It’s the worst possible timing for many American families if the Federal Reserve lifts the Federal Funds Rate when it meets on December 13-14, 2016. With just days left before Christmas, Chanukah and the whole holiday season, a rate rise could put a dampener on the the festive spirit.
A recent survey commissioned by finder.com and conducted by global research provider pureprofile, found that 55 percent of Americans – or 136.30 million people – are planning to hit the property market in the near future. However, three in five prospective homeowners (60 percent) say they will hold off hitting the market if rates rise this month. That’s a whopping 81.78 million Americans.
Rising rates and the US economy
- 55% or 136.30 million Americans plan to buy property in the near future
- 60% of which, or 81.78 million people, will hold off buying if interest rates rise in December 2016
- Those who still live at home with parents are more likely to prolong moving out and buying property if rates rise, compared to those currently renting or own a home
- Women are more scared of buying property if rates rise than men
- Those who earn more income are less deterred by rising rates
It’s widely predicted that the Federal Reserve will increase the Federal Funds Rate next month, with CME group currently forecasting a 100% chance of a 25 basis point rise. Other sources also reporting a likely hike, with the Wall Street Journal’s Economic Forecasting Survey found 54 of the 57 economists surveyed in October (95%) predicting a rate rise of 24 basis points.
The last time the Federal Funds Rate increased was in December 2015, which moved by 25 basis points.
Further findings below:
- Out of those who are planning to buy property in the near future, adults who still live at home with their parents are most likely to hold off buying if interest rates were to climb this December, with 68% saying they’d wait, compared to 57% of renters and 51% for those who already own a home.
- Females are more deterred than men to purchase property in the wake of a rate rise, with 61% saying they’d hold off as oppose to 57% for men.
- Baby Boomers are least likely to put off purchasing a property if the Federal Reserve were to lift interest rates, with 44% stating they would not hold off.

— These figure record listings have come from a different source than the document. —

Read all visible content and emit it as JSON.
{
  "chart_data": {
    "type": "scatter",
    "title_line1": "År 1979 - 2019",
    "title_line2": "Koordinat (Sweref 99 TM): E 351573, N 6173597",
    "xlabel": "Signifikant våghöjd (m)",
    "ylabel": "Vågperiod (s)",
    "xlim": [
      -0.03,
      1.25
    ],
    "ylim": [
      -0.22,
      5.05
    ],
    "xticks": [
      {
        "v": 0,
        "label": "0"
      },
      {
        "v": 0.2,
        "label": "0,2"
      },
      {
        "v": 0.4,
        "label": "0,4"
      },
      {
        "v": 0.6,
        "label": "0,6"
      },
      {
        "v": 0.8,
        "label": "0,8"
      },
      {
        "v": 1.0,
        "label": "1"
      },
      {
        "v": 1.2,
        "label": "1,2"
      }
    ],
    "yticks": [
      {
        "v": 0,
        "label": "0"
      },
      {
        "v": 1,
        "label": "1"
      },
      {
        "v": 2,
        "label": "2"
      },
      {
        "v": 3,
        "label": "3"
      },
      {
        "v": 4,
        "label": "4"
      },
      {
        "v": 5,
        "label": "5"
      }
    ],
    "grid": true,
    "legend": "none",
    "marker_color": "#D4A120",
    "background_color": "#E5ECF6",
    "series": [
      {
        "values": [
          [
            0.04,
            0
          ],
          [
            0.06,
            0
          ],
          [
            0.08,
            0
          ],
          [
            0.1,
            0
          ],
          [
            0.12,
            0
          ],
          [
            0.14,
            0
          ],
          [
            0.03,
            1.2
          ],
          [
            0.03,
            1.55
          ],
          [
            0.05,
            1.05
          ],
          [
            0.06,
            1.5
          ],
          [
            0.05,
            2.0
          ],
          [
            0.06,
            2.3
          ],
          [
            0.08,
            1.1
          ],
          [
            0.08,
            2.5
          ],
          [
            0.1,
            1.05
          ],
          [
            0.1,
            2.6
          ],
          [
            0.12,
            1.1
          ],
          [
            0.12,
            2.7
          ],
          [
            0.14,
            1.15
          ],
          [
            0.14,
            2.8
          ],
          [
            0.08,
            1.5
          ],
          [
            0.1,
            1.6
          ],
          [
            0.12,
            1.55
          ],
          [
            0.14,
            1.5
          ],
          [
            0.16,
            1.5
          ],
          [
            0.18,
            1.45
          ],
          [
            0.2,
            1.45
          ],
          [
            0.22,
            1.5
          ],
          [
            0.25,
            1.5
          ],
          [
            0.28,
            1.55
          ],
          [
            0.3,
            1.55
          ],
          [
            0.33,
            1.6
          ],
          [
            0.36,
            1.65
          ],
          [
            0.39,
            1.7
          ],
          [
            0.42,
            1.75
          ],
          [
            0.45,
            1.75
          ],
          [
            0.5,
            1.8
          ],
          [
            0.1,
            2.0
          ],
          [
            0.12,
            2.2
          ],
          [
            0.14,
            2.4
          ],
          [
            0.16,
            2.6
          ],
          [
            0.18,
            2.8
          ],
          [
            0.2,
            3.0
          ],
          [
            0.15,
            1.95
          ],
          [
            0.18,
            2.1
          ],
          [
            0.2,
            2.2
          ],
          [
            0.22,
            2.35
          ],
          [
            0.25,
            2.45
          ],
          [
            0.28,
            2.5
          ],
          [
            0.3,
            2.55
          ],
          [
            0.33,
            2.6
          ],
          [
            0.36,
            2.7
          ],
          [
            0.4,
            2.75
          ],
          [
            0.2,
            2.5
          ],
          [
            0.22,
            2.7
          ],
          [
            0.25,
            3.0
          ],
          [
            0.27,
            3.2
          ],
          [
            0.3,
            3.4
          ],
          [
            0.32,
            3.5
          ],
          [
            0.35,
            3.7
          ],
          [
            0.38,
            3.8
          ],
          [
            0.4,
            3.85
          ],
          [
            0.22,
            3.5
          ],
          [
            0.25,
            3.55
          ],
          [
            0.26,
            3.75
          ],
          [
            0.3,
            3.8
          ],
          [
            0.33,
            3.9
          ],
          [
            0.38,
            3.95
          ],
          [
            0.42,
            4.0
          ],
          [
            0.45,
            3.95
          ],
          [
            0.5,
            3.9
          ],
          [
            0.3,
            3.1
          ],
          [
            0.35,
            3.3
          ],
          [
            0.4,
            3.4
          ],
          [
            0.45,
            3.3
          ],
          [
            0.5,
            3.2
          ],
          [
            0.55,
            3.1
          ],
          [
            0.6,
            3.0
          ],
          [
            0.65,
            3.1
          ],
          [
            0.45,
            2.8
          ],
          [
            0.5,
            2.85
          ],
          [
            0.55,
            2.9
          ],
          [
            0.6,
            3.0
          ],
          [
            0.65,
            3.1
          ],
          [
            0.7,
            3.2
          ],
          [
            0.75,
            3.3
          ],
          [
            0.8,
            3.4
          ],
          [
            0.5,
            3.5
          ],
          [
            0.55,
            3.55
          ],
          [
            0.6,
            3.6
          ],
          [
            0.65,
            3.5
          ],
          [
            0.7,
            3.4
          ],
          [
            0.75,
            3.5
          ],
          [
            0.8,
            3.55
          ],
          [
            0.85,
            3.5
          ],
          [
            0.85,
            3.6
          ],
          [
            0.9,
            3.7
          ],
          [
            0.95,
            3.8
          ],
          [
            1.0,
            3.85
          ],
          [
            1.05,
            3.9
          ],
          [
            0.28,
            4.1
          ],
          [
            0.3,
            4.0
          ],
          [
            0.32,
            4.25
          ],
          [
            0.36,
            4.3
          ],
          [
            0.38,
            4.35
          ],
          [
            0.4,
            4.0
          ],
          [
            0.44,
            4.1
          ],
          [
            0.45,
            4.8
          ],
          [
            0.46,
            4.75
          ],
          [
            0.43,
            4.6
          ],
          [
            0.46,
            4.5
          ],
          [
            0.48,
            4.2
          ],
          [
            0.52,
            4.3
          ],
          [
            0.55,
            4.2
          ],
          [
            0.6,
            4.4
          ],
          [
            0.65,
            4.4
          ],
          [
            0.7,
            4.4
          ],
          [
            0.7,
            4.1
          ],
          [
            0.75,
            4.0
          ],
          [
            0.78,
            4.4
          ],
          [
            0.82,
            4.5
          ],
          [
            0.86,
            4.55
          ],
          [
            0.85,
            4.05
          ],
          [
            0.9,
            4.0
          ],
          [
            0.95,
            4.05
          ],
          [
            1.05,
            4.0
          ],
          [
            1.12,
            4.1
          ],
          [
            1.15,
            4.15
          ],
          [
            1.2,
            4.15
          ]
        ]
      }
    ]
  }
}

- While Baby Boomers are least likely to hesitate if rates are to rise, 32% of Baby Boomers don’t plan on buying a home at all, compared to 13% of Gen-X and 6% of Gen-Y.
- 58% of parents surveyed said that they’d press pause on purchasing a property if rates were to rise.
- Unsurprisingly, those who earn more money are less deterred by rising interest rates. 68% of Americans who earn up to $50,000 will hold off buying a home if rates rise, while 58% of those earning between $50,000 and $100,000 will postpone, and just 40% of those earning over $100,000 will put off buying a home.
- 55% of Americans surveyed are planning to buy a home in the near future
- 12% in the next 12 months
- 12% in the next 1-2 years
- 15% in the next 2-5 years
- 17% plan to in the future, but not sure when
- After the birth of a third child, parents responded that they became consecutively less inclined to purchase a home with each consecutive child they had.
- Although 39% of both men and women equally own their home, more men still live at home compared to their female counterparts (26% compared to 19%)
- Those living at home with family are most likely to be planning to buy a home in the next 12 months (16%), compared to those renting (15%) and those who already own property (6%).
“On the flip side however, opportunity will arise for those wanting to buy, as it looks like a rate rise will scare many home buyers away from the market.”
Mrs Hutchison warns current homeowners to practice caution when it comes to budgeting, as higher repayments could hit during the most expensive period of the year for many American households.
Tips to help you through a rate rise
- If you are already paying off a mortgage, consider transferring from variable repayments to fixed, that way you can lock in repayments at the current rate and avoid a potential hike. Talk to your bank and confirm that the fees involved outweigh the benefits of a transferral.
- During the holiday period, we generally see a steep spike in consumers taking out personal loans and making purchases on credit. Keep in mind that repayments on these types of loans can also be affected by a rate rise if you have a variable interest rate. Whilst assistance over the most expensive period of the year is welcomed for many households, ensure that you’re confident you can meet repayments if greeted with a rate hike.
- Come the New Year, if you’re struggling to meet repayments after a hike has hit and the holiday period has died down, consider a balance transfer credit card. A balance transfer card will allow you to combine your outstanding debt onto one card, and repay it at a lower rate for a certain period of time.
- Don’t rely on interest rates as the be all and end all for investing in property. Property values fluctuate, depending on a variety of factors. Engage with professionals; buyer agents, banks, real estate companies and brokers to widen your knowledge and increase your chances of property-success.